Altogether the results of all antidepressive studies are actually that robust [2, 4] that the critical objections cannot disprove the positive overall result. What we need to be aware of just because of the newer metaanalyses is the fact that the mean placebo-verum difference amounts to only about 2 HAMD points and should therefore not be over-interpreted. By interpreting this value it should be taken into consideration that the study conditions were highly artificial and vulnerable to bias and could possibly underestimate the actual therapy effect of the antidepressant. In the everyday clinical practice we regard the effectiveness of antidepressants as much more positive, especially in case of patients who have not been pre-treated and are not partial non-responders.
Since evidence graduation and effect sizes are now increasingly used for showing the empirical evaluation in psychotherapy/psychosocial therapy as well, there is a principal possibility to compare these with the evidence grades and effect sizes from those of the psychopharmacotherapy.
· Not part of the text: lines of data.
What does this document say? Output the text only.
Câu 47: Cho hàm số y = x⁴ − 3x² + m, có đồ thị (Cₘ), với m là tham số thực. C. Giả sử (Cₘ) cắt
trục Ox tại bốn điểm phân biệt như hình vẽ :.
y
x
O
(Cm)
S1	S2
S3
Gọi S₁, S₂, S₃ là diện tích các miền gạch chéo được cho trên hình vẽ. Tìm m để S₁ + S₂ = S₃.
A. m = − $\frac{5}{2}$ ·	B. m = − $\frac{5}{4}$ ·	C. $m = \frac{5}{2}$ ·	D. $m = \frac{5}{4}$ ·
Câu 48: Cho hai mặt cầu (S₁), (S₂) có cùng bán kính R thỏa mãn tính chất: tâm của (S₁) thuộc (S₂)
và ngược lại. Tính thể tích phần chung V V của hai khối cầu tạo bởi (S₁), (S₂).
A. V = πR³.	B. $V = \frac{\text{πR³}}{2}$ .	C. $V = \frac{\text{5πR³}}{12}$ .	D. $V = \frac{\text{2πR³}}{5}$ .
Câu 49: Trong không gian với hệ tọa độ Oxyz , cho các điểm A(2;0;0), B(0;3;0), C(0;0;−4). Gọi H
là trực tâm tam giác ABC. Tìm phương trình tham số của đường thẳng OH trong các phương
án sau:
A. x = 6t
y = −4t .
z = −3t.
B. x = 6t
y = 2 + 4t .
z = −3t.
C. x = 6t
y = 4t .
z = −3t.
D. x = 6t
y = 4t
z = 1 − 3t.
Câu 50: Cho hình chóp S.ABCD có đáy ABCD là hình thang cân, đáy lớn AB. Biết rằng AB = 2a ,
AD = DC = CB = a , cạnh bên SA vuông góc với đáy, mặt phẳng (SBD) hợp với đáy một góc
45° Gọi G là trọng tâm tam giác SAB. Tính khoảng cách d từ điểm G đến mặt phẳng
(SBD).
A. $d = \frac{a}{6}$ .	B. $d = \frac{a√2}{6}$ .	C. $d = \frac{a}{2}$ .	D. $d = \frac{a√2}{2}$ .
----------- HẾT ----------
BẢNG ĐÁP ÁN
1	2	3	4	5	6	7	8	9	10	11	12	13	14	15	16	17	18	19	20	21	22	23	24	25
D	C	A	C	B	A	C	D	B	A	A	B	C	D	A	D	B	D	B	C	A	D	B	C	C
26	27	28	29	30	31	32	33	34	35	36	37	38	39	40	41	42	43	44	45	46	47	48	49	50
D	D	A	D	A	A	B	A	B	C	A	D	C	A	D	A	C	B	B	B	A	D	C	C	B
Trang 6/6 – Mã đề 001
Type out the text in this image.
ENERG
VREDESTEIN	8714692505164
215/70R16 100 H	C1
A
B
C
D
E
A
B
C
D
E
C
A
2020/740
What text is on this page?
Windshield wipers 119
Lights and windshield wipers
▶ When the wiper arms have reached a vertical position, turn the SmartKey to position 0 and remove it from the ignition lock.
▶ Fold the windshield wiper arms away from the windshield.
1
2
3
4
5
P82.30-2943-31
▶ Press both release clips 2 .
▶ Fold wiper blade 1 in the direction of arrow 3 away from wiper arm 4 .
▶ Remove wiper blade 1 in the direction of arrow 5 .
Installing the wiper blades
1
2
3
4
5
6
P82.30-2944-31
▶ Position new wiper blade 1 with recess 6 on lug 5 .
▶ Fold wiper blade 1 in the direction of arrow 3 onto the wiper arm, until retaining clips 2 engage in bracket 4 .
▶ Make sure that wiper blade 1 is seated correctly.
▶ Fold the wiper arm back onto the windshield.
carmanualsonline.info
This leads to the danger of meaninglessly comparing effect sizes or respectively evidence grades based on different methodologies of therapy evaluation . Also the publication by Kirsch et al.  implies such an inappropriate comparison of effect sizes, if the authors consider alternative therapies. The evaluation of the psychotherapy procedures is not testified under placebo or respectively double-blind conditions. The different methodological basis on which the evidence grading in psychotherapy and psychopharmacology is built makes such a direct comparison simply impossible .
The lurid and tendentious makeup of the articles in the lay press about Kirsch’s metaanalysis has caused a strong uncertainty among patients. This is regrettable since it is already known that many patients, who would in actual fact need an antidepressive treatment, do not take antidepressants because of miscellaneous attitudes and anxieties, now less than ever.